During all of this, the script still has four different plots – Stryker, Nightcrawler, Wolverine’s history, and the evasion of the authorities – and instead it smartly goes ahead to organically mix into one plotline by the third act, in a manner that makes perfect sense. It also unfortunately is completely done with the commentary on homosexual identity by that third act, setting fully on being an action-thriller, but it’s a really strong action-thriller climax that leaves one satisfied, cross-cut between objectives (save the children; stop the evil plan; find out my past) and conflicts that makes everything feel bigger despite its relatively-to-the-genre small stakes and Guy Hendrix Dyas’ muted, rustic, and worn-out design for Styker’s Alkali headquarters (making Cerebro, an already cold and intimidating set, feel like a prison and nightmare in Stryker’s bastardization).

x2xmen2united2003-0102

The only exception to Ottman’s editing is the claw-handed Wolverine’s fight with the claw-nailed Deathstrike, a fight clearly trying to go out of its way to earn a PG-13 rating in avoiding what we can see and leading us to blatant insert shots because something shocking was about to happen.
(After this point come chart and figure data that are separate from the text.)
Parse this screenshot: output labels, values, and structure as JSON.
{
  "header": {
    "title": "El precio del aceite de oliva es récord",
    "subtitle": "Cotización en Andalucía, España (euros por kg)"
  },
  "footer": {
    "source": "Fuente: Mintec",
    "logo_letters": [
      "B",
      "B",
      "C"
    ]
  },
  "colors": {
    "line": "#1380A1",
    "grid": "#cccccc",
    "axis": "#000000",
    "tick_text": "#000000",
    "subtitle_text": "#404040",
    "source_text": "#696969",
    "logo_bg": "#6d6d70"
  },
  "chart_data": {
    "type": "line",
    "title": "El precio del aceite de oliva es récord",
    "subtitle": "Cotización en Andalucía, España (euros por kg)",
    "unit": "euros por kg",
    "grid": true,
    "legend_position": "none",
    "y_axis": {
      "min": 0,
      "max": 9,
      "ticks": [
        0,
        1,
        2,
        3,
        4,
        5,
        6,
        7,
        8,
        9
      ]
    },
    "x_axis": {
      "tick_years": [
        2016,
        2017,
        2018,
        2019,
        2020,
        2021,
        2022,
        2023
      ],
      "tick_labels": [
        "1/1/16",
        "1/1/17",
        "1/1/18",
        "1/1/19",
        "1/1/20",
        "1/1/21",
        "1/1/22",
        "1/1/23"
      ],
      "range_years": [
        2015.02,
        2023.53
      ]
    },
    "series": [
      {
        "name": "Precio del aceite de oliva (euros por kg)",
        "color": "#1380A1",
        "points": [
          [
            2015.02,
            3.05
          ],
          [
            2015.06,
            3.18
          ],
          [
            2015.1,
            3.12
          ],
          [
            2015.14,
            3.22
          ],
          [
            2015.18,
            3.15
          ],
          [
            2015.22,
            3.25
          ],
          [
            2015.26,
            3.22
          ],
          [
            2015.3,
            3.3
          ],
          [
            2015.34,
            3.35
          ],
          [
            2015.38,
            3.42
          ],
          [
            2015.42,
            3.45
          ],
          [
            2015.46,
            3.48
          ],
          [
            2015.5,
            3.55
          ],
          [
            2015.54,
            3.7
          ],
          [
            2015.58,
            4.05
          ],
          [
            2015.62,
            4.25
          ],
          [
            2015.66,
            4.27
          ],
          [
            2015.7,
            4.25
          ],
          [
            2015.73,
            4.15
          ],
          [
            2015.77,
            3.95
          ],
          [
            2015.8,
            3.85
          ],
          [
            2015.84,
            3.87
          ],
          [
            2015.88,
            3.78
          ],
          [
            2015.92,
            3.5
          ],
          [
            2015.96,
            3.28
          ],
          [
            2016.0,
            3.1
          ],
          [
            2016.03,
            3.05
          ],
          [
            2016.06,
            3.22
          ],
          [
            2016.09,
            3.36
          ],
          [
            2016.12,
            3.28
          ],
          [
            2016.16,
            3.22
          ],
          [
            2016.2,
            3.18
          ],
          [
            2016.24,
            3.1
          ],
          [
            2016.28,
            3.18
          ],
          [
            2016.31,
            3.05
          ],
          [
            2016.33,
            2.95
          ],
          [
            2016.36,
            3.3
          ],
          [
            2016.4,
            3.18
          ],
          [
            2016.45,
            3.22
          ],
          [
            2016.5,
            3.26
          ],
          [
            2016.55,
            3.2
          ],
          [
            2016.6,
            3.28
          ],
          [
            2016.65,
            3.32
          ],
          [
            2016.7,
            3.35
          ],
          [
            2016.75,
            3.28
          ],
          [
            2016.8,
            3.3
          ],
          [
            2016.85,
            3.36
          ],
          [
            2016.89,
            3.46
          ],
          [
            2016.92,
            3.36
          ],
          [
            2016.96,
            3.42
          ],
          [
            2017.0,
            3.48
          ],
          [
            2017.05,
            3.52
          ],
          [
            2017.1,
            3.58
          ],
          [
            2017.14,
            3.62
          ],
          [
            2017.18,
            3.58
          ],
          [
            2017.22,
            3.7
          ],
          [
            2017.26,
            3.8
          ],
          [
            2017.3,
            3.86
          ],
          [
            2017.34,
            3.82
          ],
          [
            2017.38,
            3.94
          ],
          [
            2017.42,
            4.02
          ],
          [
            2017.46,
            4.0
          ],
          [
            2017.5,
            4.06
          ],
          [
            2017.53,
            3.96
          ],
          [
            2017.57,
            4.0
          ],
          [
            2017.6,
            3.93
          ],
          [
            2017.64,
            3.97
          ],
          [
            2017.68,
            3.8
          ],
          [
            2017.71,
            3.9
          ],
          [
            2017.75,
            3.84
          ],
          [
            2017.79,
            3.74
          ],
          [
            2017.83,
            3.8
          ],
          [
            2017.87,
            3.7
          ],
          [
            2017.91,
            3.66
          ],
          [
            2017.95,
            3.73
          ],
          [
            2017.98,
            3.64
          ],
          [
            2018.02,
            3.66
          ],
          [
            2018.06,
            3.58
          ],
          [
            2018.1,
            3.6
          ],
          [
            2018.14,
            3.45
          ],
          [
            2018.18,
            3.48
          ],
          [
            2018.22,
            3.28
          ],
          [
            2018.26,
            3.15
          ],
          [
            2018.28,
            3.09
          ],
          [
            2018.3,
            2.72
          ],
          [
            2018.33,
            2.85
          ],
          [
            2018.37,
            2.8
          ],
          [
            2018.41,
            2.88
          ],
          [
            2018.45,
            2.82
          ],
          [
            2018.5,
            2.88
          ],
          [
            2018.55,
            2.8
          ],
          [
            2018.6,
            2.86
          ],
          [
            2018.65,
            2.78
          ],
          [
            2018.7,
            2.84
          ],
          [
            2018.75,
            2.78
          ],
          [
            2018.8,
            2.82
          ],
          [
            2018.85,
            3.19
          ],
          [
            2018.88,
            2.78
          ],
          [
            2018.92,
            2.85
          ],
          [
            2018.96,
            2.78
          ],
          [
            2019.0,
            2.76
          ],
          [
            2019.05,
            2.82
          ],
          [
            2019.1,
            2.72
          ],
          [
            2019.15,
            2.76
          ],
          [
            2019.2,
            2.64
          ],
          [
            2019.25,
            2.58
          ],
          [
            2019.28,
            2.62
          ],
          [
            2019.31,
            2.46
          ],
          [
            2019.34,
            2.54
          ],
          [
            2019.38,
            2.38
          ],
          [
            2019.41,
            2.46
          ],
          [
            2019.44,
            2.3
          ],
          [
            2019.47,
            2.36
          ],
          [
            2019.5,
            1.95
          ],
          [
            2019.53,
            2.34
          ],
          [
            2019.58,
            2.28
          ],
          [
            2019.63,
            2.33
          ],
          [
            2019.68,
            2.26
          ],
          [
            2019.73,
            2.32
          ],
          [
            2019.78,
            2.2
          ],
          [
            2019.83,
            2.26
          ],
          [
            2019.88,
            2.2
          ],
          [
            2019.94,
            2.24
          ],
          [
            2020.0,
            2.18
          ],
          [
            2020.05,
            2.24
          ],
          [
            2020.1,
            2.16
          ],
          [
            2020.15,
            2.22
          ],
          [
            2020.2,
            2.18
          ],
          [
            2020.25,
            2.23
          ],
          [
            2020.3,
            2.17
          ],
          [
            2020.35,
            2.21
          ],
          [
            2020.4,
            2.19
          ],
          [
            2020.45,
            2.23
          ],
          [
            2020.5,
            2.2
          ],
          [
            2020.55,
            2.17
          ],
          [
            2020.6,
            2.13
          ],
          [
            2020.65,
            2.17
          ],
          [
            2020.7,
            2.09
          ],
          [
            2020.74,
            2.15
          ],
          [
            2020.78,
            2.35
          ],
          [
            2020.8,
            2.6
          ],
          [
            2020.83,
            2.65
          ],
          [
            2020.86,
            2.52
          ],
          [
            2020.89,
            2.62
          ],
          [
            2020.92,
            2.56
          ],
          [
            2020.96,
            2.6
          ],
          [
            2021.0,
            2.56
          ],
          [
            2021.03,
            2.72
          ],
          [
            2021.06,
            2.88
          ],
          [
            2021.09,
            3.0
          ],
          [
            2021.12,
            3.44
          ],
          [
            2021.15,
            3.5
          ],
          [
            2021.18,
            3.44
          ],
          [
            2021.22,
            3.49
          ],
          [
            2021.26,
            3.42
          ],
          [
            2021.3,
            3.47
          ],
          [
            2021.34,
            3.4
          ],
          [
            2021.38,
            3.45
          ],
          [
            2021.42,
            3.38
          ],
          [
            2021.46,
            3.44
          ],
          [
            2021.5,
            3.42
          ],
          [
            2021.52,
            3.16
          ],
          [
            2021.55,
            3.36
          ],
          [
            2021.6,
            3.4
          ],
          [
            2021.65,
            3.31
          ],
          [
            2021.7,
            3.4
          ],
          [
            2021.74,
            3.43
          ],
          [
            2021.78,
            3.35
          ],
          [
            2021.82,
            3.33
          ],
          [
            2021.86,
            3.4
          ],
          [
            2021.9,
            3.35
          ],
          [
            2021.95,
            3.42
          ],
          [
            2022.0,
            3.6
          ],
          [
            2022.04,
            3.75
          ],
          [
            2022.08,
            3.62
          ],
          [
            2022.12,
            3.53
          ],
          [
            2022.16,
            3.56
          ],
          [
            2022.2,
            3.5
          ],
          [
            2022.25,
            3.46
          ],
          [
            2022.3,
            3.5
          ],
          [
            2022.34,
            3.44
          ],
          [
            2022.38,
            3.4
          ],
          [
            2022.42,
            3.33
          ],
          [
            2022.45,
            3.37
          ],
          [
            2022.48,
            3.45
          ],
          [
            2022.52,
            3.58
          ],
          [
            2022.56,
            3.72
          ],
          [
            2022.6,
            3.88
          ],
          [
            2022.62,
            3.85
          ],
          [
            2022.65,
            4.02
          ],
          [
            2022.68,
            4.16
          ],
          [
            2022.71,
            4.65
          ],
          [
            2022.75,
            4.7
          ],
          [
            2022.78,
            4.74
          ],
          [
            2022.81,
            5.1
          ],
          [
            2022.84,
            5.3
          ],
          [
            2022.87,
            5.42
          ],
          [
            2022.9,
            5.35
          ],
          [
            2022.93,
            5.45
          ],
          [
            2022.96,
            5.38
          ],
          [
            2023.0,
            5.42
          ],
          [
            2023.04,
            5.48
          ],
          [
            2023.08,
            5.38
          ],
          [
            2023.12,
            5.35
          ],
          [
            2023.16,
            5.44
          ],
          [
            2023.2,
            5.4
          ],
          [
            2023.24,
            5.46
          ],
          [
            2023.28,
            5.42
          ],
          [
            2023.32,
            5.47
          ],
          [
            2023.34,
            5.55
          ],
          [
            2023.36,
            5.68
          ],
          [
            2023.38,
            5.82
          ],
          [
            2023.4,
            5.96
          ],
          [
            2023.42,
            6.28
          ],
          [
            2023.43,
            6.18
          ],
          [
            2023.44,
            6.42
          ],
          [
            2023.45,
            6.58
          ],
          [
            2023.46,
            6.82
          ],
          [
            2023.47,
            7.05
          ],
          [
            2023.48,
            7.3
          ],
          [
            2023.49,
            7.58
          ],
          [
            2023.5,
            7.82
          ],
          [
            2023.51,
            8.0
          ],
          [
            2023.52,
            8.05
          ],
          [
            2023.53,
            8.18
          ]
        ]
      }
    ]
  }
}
It’s still got a lot of comic book framing to it (some repetitions, though) and there’s some real momentum behind shots, but the energy just isn’t entirely there and it’s probably the best support for the eye-rolling argument that the only good Wolverine movie is an R-rated one. Thankfully, an earlier Wolverine central setpiece where he angrily slaughters as many of the guards as he can in Xavier’s Mansion as a human ball of rage is a support that PG-13 Wolverine can still be violent and unnerving, even if it’s conspicuously bloodless (THIS was apparently the most “butchered” scene to avoid an R-rating, but damned if I can see it).

Things wrap up on an impressively self-contained note, but still promises a certain sequel hook that gets comic book fans reeling, so I don’t know why X2: X-Men United gets forgotten among the rest of the comic book hype, but them’s the breaks. People are missing out on a movie that brought the best out of nearly every single person involved (I actually am really trying hard to avoid calling it the career-best of everyone save for Stewart, for whom I’m too much of a Star Trek: The Next Generation fan… but I’ll imply it strongly) and it’d be a long time before another thinking man’s superhero movie came along. But it would never come back to the franchise. Here, Singer and co. made a stand that “this is what the X-Men movies are about, this is what we have to deal with – and while we’re at it, we know how to make some great action setpieces”. This was as good as it got.